Please don’t use the complaint system to make a general enquiry, to request a service, report a fault or to ask for an explanation of a situation. A phone call to Epilepsy Action should help you with this kind of general enquiry.
Epilepsy Action will investigate all complaints, if received within three months of the situation that triggered the complaint. If the situation happened more than three months before, it will fall outside this policy and procedure and Epilepsy Action may not be able to investigate it.
How do I make a complaint?
For non-emergency complaints, the first step is to contact Epilepsy Action and ask to speak to the manager concerned. If you would prefer not to use the phone, you can write to us or email us, or use our feedback form.
For all complaints, we will need some information from you. This will include the following:
- The date of the situation that you are complaining about.
- The reason you are complaining.
- What you would like Epilepsy Action to do about your complaint, if anything.
- Any other information that may help us to investigate the complaint, for example details of any other people involved in the situation or who witnessed it.
We may ask you about your sex, age, ethnic origin etc. You do not have to give this information but it helps us make sure that we deal fairly with complaints from all sections of the community.
Will my details be kept confidential?
We will take every reasonable step to keep your identity confidential. However, in order to investigate and respond to a complaint, some members of staff may need to know the full information. The department manager responsible for dealing with the complaint will be responsible for deciding who receives this information. Those staff will be required to keep the details confidential. If a member of staff treats this information inappropriately, they may face disciplinary action.
What happens next?
Your complaint will be recorded in writing, to make sure that it is followed up.
Some complaints can be dealt with very quickly, without the need for a formal investigation. If this is possible, Epilepsy Action will do so. You will receive a letter and Epilepsy Action’s response within 14 days. If you are not happy with our response, you can refer your complaint to the Chief Executive.
Within 14 days of you making a formal complaint, you will receive a letter acknowledging the complaint and telling you about our procedures. A copy of this guide will also be sent to you, if you do not already have one.
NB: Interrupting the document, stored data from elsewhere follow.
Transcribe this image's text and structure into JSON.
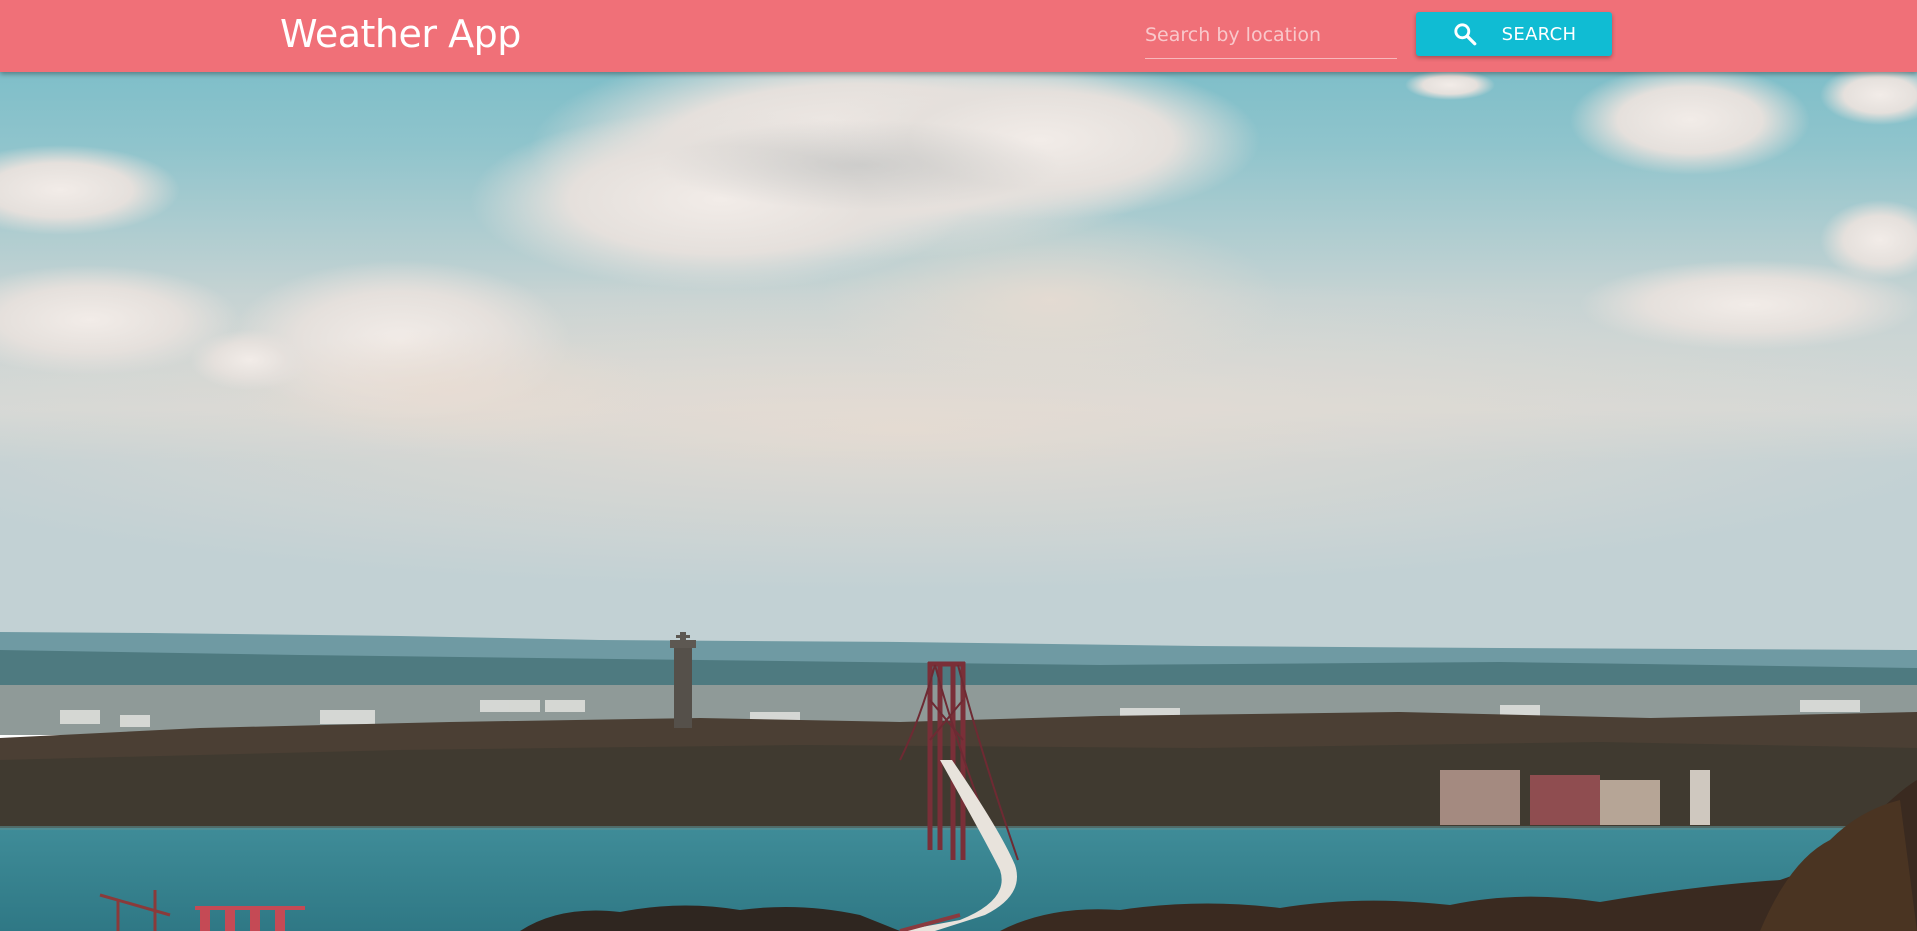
{
  "header": {
    "title": "Weather App",
    "bar_color": "#f07078"
  },
  "search": {
    "placeholder": "Search by location",
    "value": "",
    "button_label": "SEARCH",
    "button_icon": "search-icon",
    "button_color": "#10bcd3"
  },
  "background": {
    "scene": "landscape-photo"
  }
}
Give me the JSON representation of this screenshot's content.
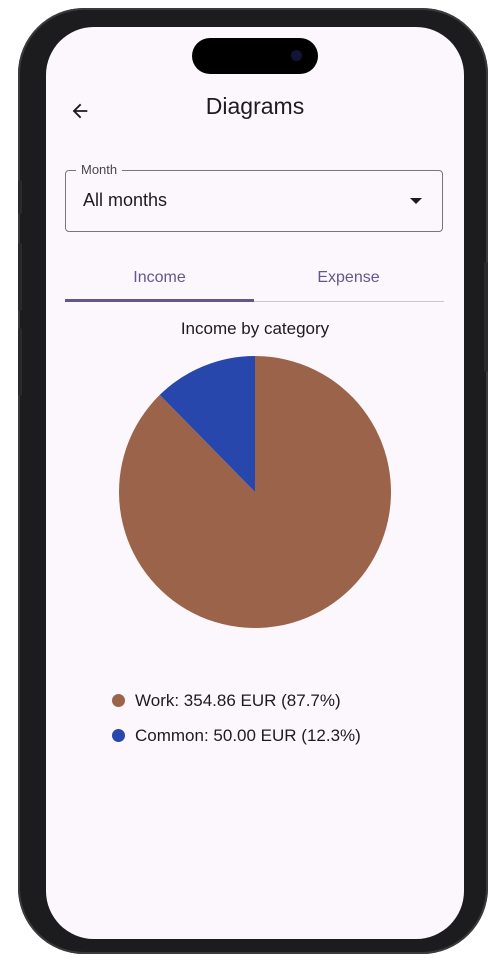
{
  "app_bar": {
    "title": "Diagrams",
    "back_icon": "arrow-left-icon"
  },
  "month_filter": {
    "label": "Month",
    "value": "All months",
    "dropdown_icon": "triangle-down-icon"
  },
  "tabs": [
    {
      "label": "Income",
      "selected": true
    },
    {
      "label": "Expense",
      "selected": false
    }
  ],
  "colors": {
    "work": "#9b634a",
    "common": "#2747ad",
    "accent": "#65558f"
  },
  "chart_data": {
    "type": "pie",
    "title": "Income by category",
    "currency": "EUR",
    "slices": [
      {
        "label": "Work",
        "value": 354.86,
        "percent": 87.7,
        "color": "#9b634a"
      },
      {
        "label": "Common",
        "value": 50.0,
        "percent": 12.3,
        "color": "#2747ad"
      }
    ],
    "legend_placement": "bottom",
    "legend": [
      "Work: 354.86 EUR (87.7%)",
      "Common: 50.00 EUR (12.3%)"
    ]
  }
}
This is stage one of our formal procedure.
The department manager, or a more senior manager, will investigate the complaint. As part of the investigation, it may be necessary to talk to other staff or members of the public who may have further information. A meeting will be held with those staff that were involved in the situation or event you have complained about. If external suppliers were involved, they will also have an opportunity to attend this meeting and supply evidence.
Within 30 days, the department manager will write to you, telling you the results of the investigation. If there is a difficulty with the investigation, or staff disciplinary action has to be taken before the investigation can be completed, you will receive a letter explaining the situation. These may have to be dealt with before the investigation into your complaint can continue.
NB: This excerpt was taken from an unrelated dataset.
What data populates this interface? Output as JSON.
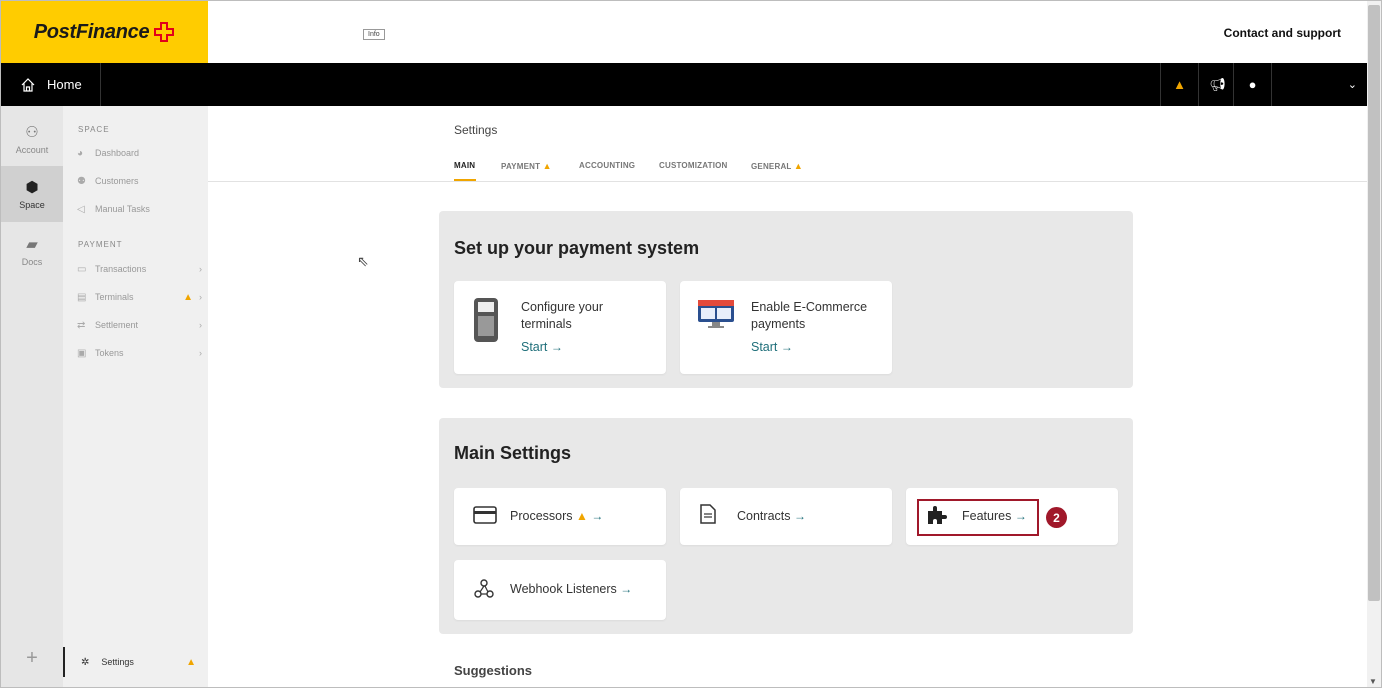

If your complaint has highlighted changes that need to be made, Epilepsy Action will take the necessary steps to make suitable changes.
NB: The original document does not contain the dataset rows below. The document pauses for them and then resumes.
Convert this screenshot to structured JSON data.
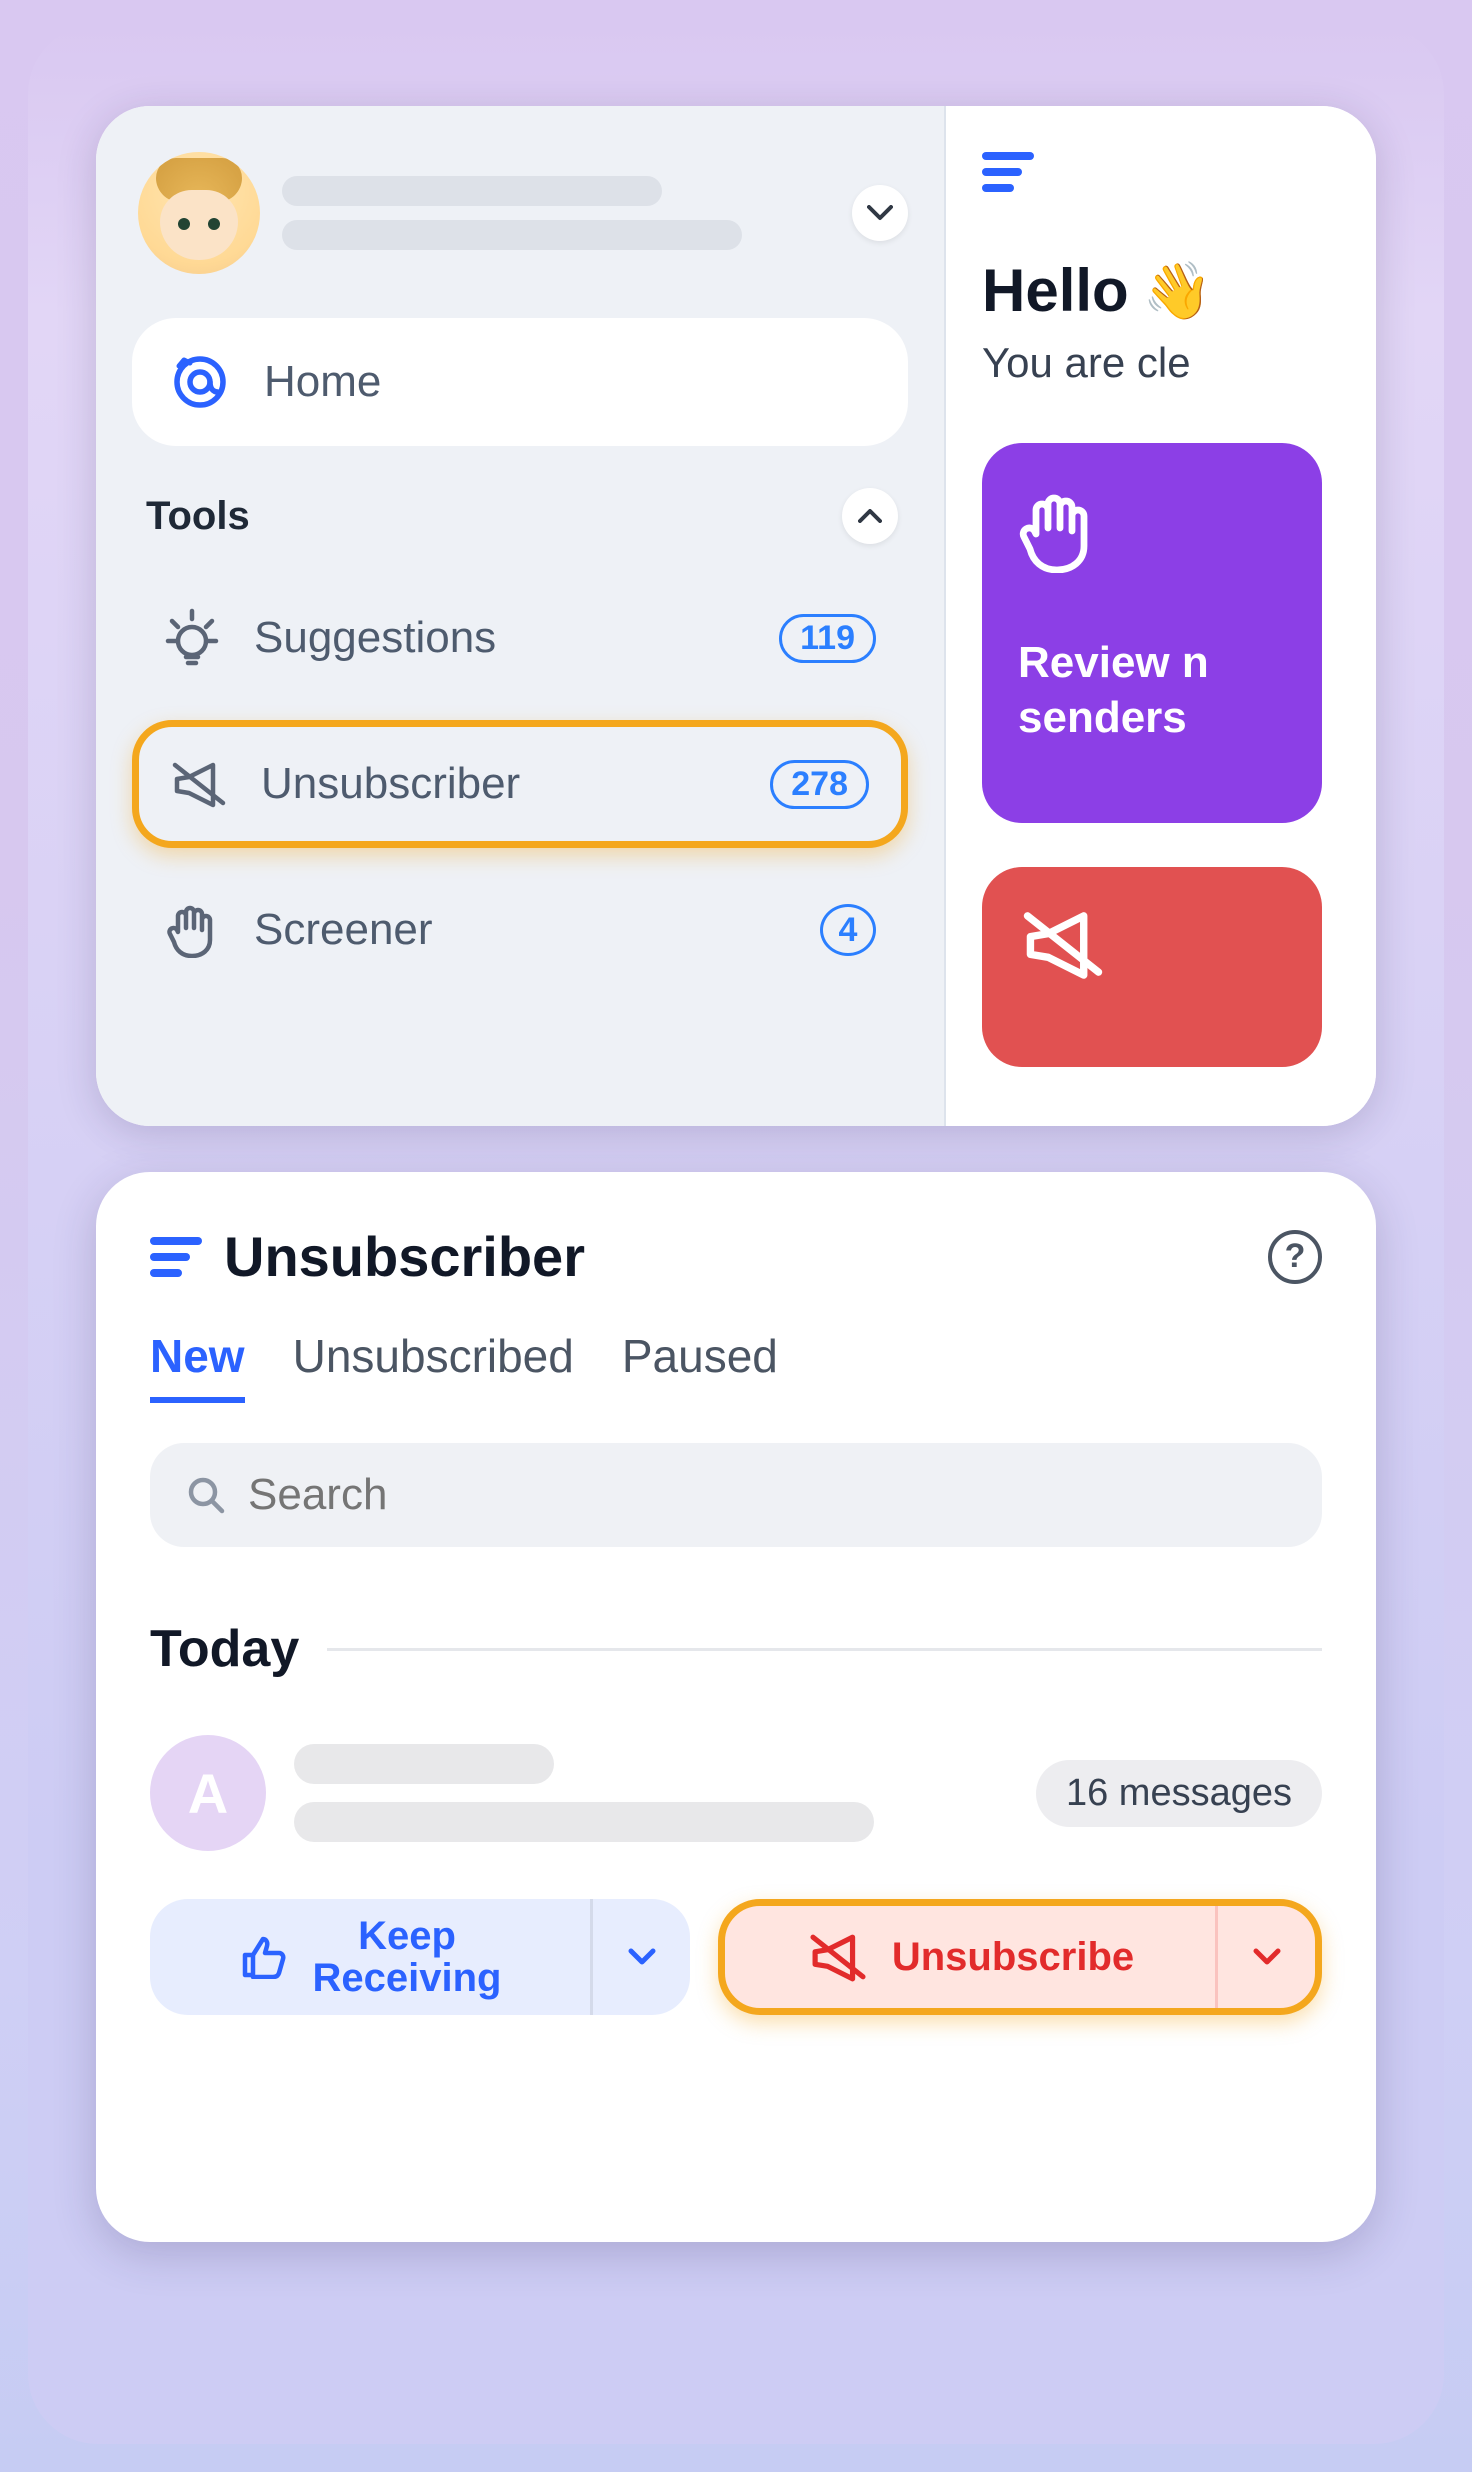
{
  "sidebar": {
    "home_label": "Home",
    "tools_label": "Tools",
    "items": [
      {
        "label": "Suggestions",
        "badge": "119"
      },
      {
        "label": "Unsubscriber",
        "badge": "278"
      },
      {
        "label": "Screener",
        "badge": "4"
      }
    ]
  },
  "homepanel": {
    "hello": "Hello",
    "wave_emoji": "👋",
    "subtext": "You are cle",
    "purple_card": {
      "line1": "Review n",
      "line2": "senders"
    }
  },
  "unsubscriber": {
    "title": "Unsubscriber",
    "tabs": {
      "new": "New",
      "unsubscribed": "Unsubscribed",
      "paused": "Paused"
    },
    "search_placeholder": "Search",
    "section": "Today",
    "sender": {
      "initial": "A",
      "count_label": "16 messages"
    },
    "keep_label_1": "Keep",
    "keep_label_2": "Receiving",
    "unsubscribe_label": "Unsubscribe",
    "help_glyph": "?"
  },
  "colors": {
    "accent_blue": "#2B62FF",
    "highlight_orange": "#F4A71D",
    "purple": "#8C3FE6",
    "danger": "#E22B2B"
  }
}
If your complaint involves a fundraising matter, our complaints procedure follows the standards required by the Fundraising Standards Board. The Board will be told about your complaint.
What happens if I’m unhappy with the result of your investigation?
If you are unhappy with the results of our investigation, you have one month to write to our Chief Executive, asking him to review your complaint. This is stage two of our formal procedure.
The Chief Executive will then reply to you within one month, giving his final decision.
If your complaint was about fundraising, you have two months to refer your complaint to the Fundraising Standards Board. This is stage three of our formal procedure.
The Fundraising Standards Board then has 60 days to review the complaint and write to you with their decision.
If you remain unhappy after these steps have been taken, you can refer your complaint to the Charity Commission. This organisation regulates charities in England. You will need to give them our charity registration number, which is 234343.